Stela Campos (Foto: Júlio Bittencourt/ Divulgação)
Stela Campos (Foto: Júlio Bittencourt/ Divulgação)

Redescoberta pela cena independente, novo disco de Stela Campos reforça as características distintas que chamam atenção em sua música
Por Gabriel Gurman

STELA CAMPOS
Mustang Bar
[Outros Discos, 2009]

Dentro da infinidade de novas músicas e novos artistas que bombardeiam a indústria fonográfica da atualidade (muitas vezes, negativamente) um disco que tem como primeira faixa “Laura Te Espera Com Uma Arma Na Mão”, no mínimo, instiga a atenção de um ouvinte que procura algo diferente.  Diferente como?

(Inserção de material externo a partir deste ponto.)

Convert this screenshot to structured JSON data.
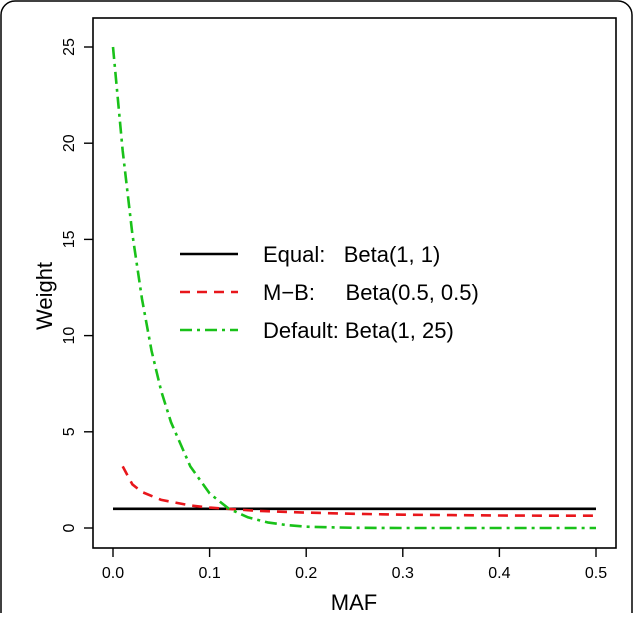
{
  "chart_data": {
    "type": "line",
    "title": "",
    "xlabel": "MAF",
    "ylabel": "Weight",
    "xlim": [
      0,
      0.5
    ],
    "ylim": [
      0,
      25
    ],
    "x_ticks": [
      "0.0",
      "0.1",
      "0.2",
      "0.3",
      "0.4",
      "0.5"
    ],
    "y_ticks": [
      "0",
      "5",
      "10",
      "15",
      "20",
      "25"
    ],
    "grid": false,
    "legend_position": "center",
    "series": [
      {
        "name": "Equal:   Beta(1, 1)",
        "color": "#000000",
        "line_style": "solid",
        "x": [
          0.0,
          0.1,
          0.2,
          0.3,
          0.4,
          0.5
        ],
        "y": [
          1.0,
          1.0,
          1.0,
          1.0,
          1.0,
          1.0
        ]
      },
      {
        "name": "M−B:     Beta(0.5, 0.5)",
        "color": "#e8161b",
        "line_style": "dashed",
        "x": [
          0.01,
          0.02,
          0.03,
          0.05,
          0.08,
          0.1,
          0.15,
          0.2,
          0.25,
          0.3,
          0.35,
          0.4,
          0.45,
          0.5
        ],
        "y": [
          3.2,
          2.27,
          1.87,
          1.46,
          1.17,
          1.06,
          0.89,
          0.8,
          0.74,
          0.69,
          0.67,
          0.65,
          0.64,
          0.64
        ]
      },
      {
        "name": "Default: Beta(1, 25)",
        "color": "#19c119",
        "line_style": "dotdash",
        "x": [
          0.0,
          0.01,
          0.02,
          0.03,
          0.04,
          0.05,
          0.06,
          0.08,
          0.1,
          0.12,
          0.14,
          0.16,
          0.18,
          0.2,
          0.22,
          0.25,
          0.3,
          0.35,
          0.4,
          0.45,
          0.5
        ],
        "y": [
          25.0,
          19.6,
          15.3,
          11.9,
          9.2,
          7.1,
          5.5,
          3.2,
          1.8,
          1.0,
          0.55,
          0.29,
          0.15,
          0.07,
          0.04,
          0.01,
          0.0,
          0.0,
          0.0,
          0.0,
          0.0
        ]
      }
    ]
  }
}
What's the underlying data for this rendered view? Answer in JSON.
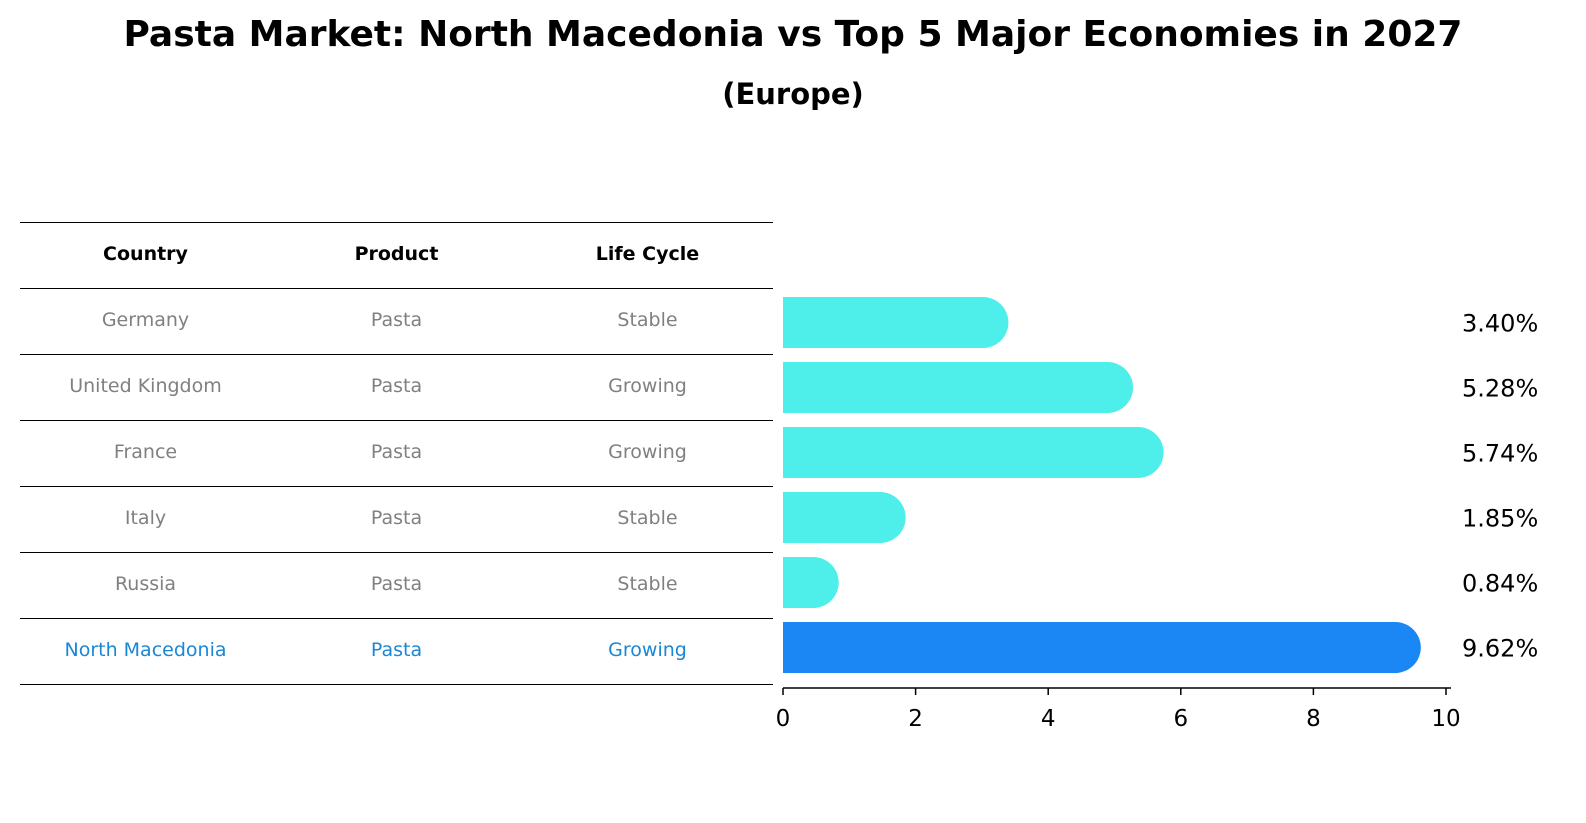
{
  "title": "Pasta Market: North Macedonia vs Top 5 Major Economies in 2027",
  "subtitle": "(Europe)",
  "table": {
    "headers": [
      "Country",
      "Product",
      "Life Cycle"
    ],
    "rows": [
      [
        "Germany",
        "Pasta",
        "Stable"
      ],
      [
        "United Kingdom",
        "Pasta",
        "Growing"
      ],
      [
        "France",
        "Pasta",
        "Growing"
      ],
      [
        "Italy",
        "Pasta",
        "Stable"
      ],
      [
        "Russia",
        "Pasta",
        "Stable"
      ],
      [
        "North Macedonia",
        "Pasta",
        "Growing"
      ]
    ]
  },
  "chart_data": {
    "type": "bar",
    "orientation": "horizontal",
    "categories": [
      "Germany",
      "United Kingdom",
      "France",
      "Italy",
      "Russia",
      "North Macedonia"
    ],
    "values": [
      3.4,
      5.28,
      5.74,
      1.85,
      0.84,
      9.62
    ],
    "value_labels": [
      "3.40%",
      "5.28%",
      "5.74%",
      "1.85%",
      "0.84%",
      "9.62%"
    ],
    "xlim": [
      0,
      10
    ],
    "xticks": [
      0,
      2,
      4,
      6,
      8,
      10
    ],
    "highlight_index": 5,
    "colors": {
      "default": "#4eeeea",
      "highlight": "#1a87f5",
      "highlight_text": "#1a87d6",
      "muted_text": "#808080"
    },
    "grid": false
  }
}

Stela Campos, a autora, tenta explicar. Ou melhor, como diria Tom Zé, está explicando pra confundir e confundindo para esclarecer. Esta paulistana, longe dos olhos da grande mídia, vem construindo uma carreira sólida, competente e, principalmente desafiadora ao status quo da atual cena musical. Nem tentem enquadrá-la em qualquer movimento, gênero musical ou grupo de artistas.

Mustang Bar, recém-lançado disco da artista (o 4o), é uma ode a seres tão outsiders quanto ela. Uma homenagem ‘aqueles tipos de qualquer noite urbana que desfilam histórias e vivências bem mais interessantes que as intermináveis canções de amor (ganhado, perdido, tentado ou deixado) que representam a quase totalidade do cancioneiro brasileiro. Os diversos personagens que permeiam o álbum, tais como Ligia Hello Kitty, Laura Duvall, entre outros, são envoltos musicalmente da sujeira que os rodeiam. Aqui, sujeira musical. Roqueira como nunca havia sido em sua carreira solo, com a ajuda de seu grande parceiro Luciano Buarque, além da companhia de músicos de alto calibre como Clayton Martin, (do Cidadão Instigado), Missionário José, André Édipo e Vini Pardinho, Stela Campos traz em cada uma das doze canções do álbum sua essência garageira ligada às distorções, fuzz, além de suas já características “interferências robóticas” que funcionam como um catalisador para a transcendência que seu som sugere, de uma forma que o encontro de músicas tão distintas como a distorcida “Scaramanga” e a delicada “Apartamento” soe (estranhamente) natural.

Com musicas cantadas em inglês, português e francês, Stela Campos não se destaca particularmente por sua voz, mas é a soma de todos os fatores e “microfatores” que compõe sua música que a transforma, não mais em uma surpresa, mas sim em alguém para quem se deve estar sempre atento ao que é produzido, pois a certeza de que alguma coisa boa virá é praticamente intrínseca ao seu nome.